Even if the time resolution is 5 minutes, and the spacial resolution is only enough to identify which stores I visit, that is enough to identify me. If I go to the mall, stop by and get a coffee, wander around for a while, then make another purchase in another store, using my credit card both times, I may very well be the only person who made purchases at those two stores within a 5 minute window at each store. Each purchase makes it more likely to be unique. Now if I put on dark glasses and a baseball cap and stop by Victoria's Secret to buy some lingerie for my mistress, with cash, it's possible to link that to me via your path data.
you had me concerned for a minute! but then i thought about it, and i realised that if you take a venn diagram of the set of credit card purchases (assuming a subpoena has obtained full details), and a venn diagram of the set of paths (from WIFI or other method), what you get if you take the AND of those is no more than what was obtained from the credit card details.
in other words, your privacy has already been violated by a subpoena for the *credit card* details in ways that a subpoena for the path details could not possibly hope to match or add any information to that is *not already known* from the credit card subpoena. except for some outliers... discussed below:
what you get if you *remove* the set of location/time-cross-referenced credit card purchases from the set of "paths" is actually much more interesting. scenarios where the two data sets do not match would include where someone borrowed your credit card (with or without permission), or cloned it.
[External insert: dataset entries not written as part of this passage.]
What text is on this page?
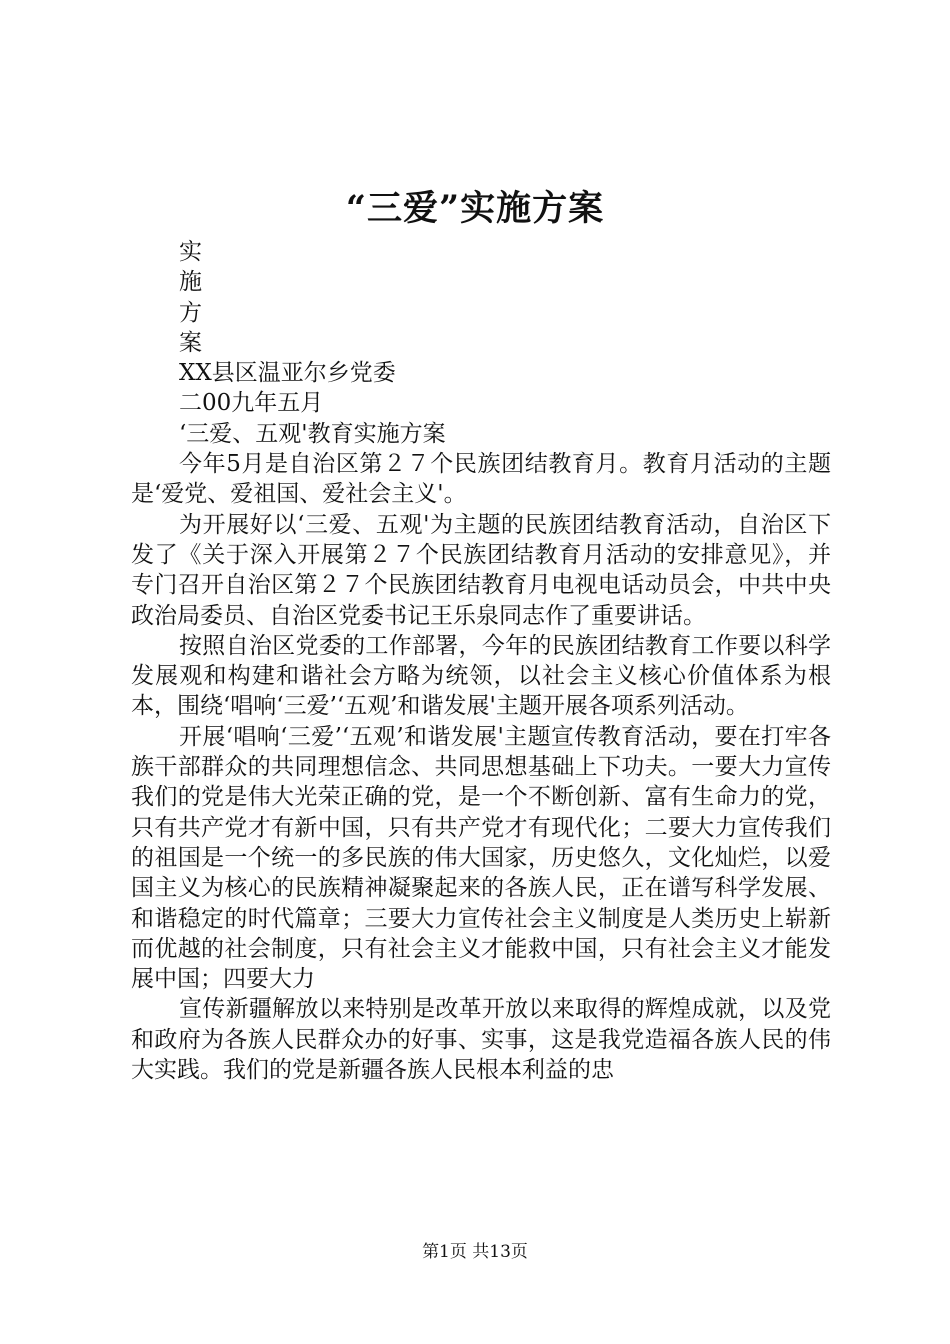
“三爱”实施方案
实
施
方
案
XX县区温亚尔乡党委
二00九年五月
‘三爱、五观'教育实施方案

今年5月是自治区第２７个民族团结教育月。教育月活动的主题是‘爱党、爱祖国、爱社会主义'。

为开展好以‘三爱、五观'为主题的民族团结教育活动，自治区下发了《关于深入开展第２７个民族团结教育月活动的安排意见》，并专门召开自治区第２７个民族团结教育月电视电话动员会，中共中央政治局委员、自治区党委书记王乐泉同志作了重要讲话。

按照自治区党委的工作部署，今年的民族团结教育工作要以科学发展观和构建和谐社会方略为统领，以社会主义核心价值体系为根本，围绕‘唱响‘三爱’‘五观’和谐发展'主题开展各项系列活动。

开展‘唱响‘三爱’‘五观’和谐发展'主题宣传教育活动，要在打牢各族干部群众的共同理想信念、共同思想基础上下功夫。一要大力宣传我们的党是伟大光荣正确的党，是一个不断创新、富有生命力的党，只有共产党才有新中国，只有共产党才有现代化；二要大力宣传我们的祖国是一个统一的多民族的伟大国家，历史悠久，文化灿烂，以爱国主义为核心的民族精神凝聚起来的各族人民，正在谱写科学发展、和谐稳定的时代篇章；三要大力宣传社会主义制度是人类历史上崭新而优越的社会制度，只有社会主义才能救中国，只有社会主义才能发展中国；四要大力

宣传新疆解放以来特别是改革开放以来取得的辉煌成就，以及党和政府为各族人民群众办的好事、实事，这是我党造福各族人民的伟大实践。我们的党是新疆各族人民根本利益的忠

第1页 共13页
we're beginning to get into quite complex territory here, but let's say that someone stole your credit card. let's assume that the thief also has a mobile phone. let's say that they (rather stupidly) use the credit card in the same store to make multiple purchases. *then* you have a situation where it woud sort-of be possible to narrow down the numbers from *maybe* 10,000 possible candidates down to say 2,000 possible candidates, down to maybe 100, with each extra piece of information (assuming WIFI / GSM not say camera tracking) ... and at the end of that, what you would have would be a set of anonymised pieces of information, all of which you *still* could not identify the thief - based purely on the path information (even if you add the credit card details) - because of the salted hash. (if you actually caught them then it's still dicey but you *might* be able to provide some "statistically-dubious" circumstantial evidence but it would require an additional subpoena to the mobile phone company to get them to provide the TMSIs... it's complicated, but TMSI stands for *TEMPORARY* mobile subscriber identity - it's 32-bit and it changes something like once every 24-72 hours. i do not know if mobile phone operators keep records of the TMSIs allocated to phones, but it would be unlikely that they bother, as it's something that the base station cell towers allocate locally. WIFI on the other hand would be a different matter, as MAC addresses typically do not change).
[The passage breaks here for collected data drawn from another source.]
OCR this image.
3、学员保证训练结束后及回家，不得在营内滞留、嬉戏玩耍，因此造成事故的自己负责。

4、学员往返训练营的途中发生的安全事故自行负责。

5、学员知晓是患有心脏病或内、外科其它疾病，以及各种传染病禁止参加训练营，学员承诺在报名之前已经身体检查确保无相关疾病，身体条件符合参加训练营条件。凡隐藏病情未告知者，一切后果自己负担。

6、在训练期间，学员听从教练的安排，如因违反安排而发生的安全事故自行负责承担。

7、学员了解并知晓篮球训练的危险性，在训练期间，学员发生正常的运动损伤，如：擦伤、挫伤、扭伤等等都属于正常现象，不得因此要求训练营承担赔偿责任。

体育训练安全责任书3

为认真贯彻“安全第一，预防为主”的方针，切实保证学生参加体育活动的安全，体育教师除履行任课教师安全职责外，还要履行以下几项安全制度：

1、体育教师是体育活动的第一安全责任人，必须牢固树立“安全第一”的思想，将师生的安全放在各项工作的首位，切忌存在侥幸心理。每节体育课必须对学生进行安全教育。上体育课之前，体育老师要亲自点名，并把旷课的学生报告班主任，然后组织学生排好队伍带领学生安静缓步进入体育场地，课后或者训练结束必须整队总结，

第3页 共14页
so about the only thing you _could_ do was to notice that the credit card was no longer "in proximity" with the mobile phone "path" information and perhaps report it to the credit card company. *but*, bear in mind that it's on a 20 metre radius and on a 5-15 minute "ping" and it's pretty touch-and-go as to whether the information would be in time to stop fraudulent purchases... or even if it would be correct (not a false positive).
now, with this visual tracking stuff, you *might* have better luck (assuming it's ok to run a beowulf cluster on-site within the shopping mall premises), but i have serious doubts that it's within reasonable cost for deployment.
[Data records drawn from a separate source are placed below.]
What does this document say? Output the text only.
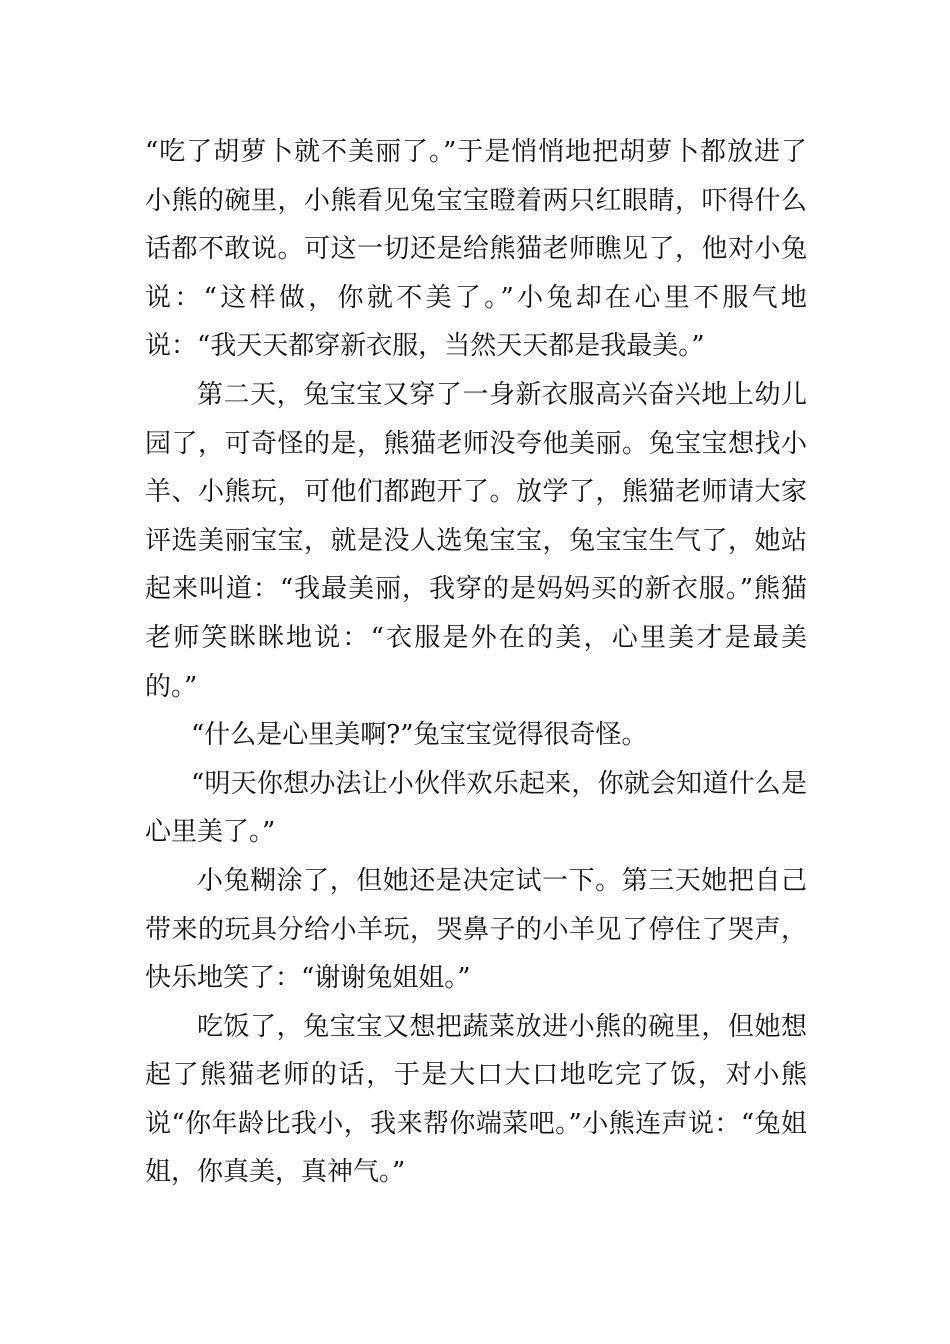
“吃了胡萝卜就不美丽了。”于是悄悄地把胡萝卜都放进了小熊的碗里，小熊看见兔宝宝瞪着两只红眼睛，吓得什么话都不敢说。可这一切还是给熊猫老师瞧见了，他对小兔说：“这样做，你就不美了。”小兔却在心里不服气地说：“我天天都穿新衣服，当然天天都是我最美。”

第二天，兔宝宝又穿了一身新衣服高兴奋兴地上幼儿园了，可奇怪的是，熊猫老师没夸他美丽。兔宝宝想找小羊、小熊玩，可他们都跑开了。放学了，熊猫老师请大家评选美丽宝宝，就是没人选兔宝宝，兔宝宝生气了，她站起来叫道：“我最美丽，我穿的是妈妈买的新衣服。”熊猫老师笑眯眯地说：“衣服是外在的美，心里美才是最美的。”

“什么是心里美啊?”兔宝宝觉得很奇怪。

“明天你想办法让小伙伴欢乐起来，你就会知道什么是心里美了。”

小兔糊涂了，但她还是决定试一下。第三天她把自己带来的玩具分给小羊玩，哭鼻子的小羊见了停住了哭声，快乐地笑了：“谢谢兔姐姐。”

吃饭了，兔宝宝又想把蔬菜放进小熊的碗里，但她想起了熊猫老师的话，于是大口大口地吃完了饭，对小熊说“你年龄比我小，我来帮你端菜吧。”小熊连声说：“兔姐姐，你真美，真神气。”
the only thing i can think of, if you are genuinely genuinely concerned about privacy:
(a) take the battery out of your phone or better leave it behind entirely
(b) use cash as long as it's not an attention-seeking amount
(c) if you can't use cash get prepaid credit cards (plural) and use one per purchase.
but, bottom line: really, if a court has access to the credit card details (times, stores and purchases) they *genuinely* have access to far more accurate information than what may be obtained from such sparse and positionally-broad GSM / WIFI tracking, and in the majority of cases i think you'll find that the addition of that information as a dataset to what can be obtained from credit card subpoenas really _really_ isn't hugely useful.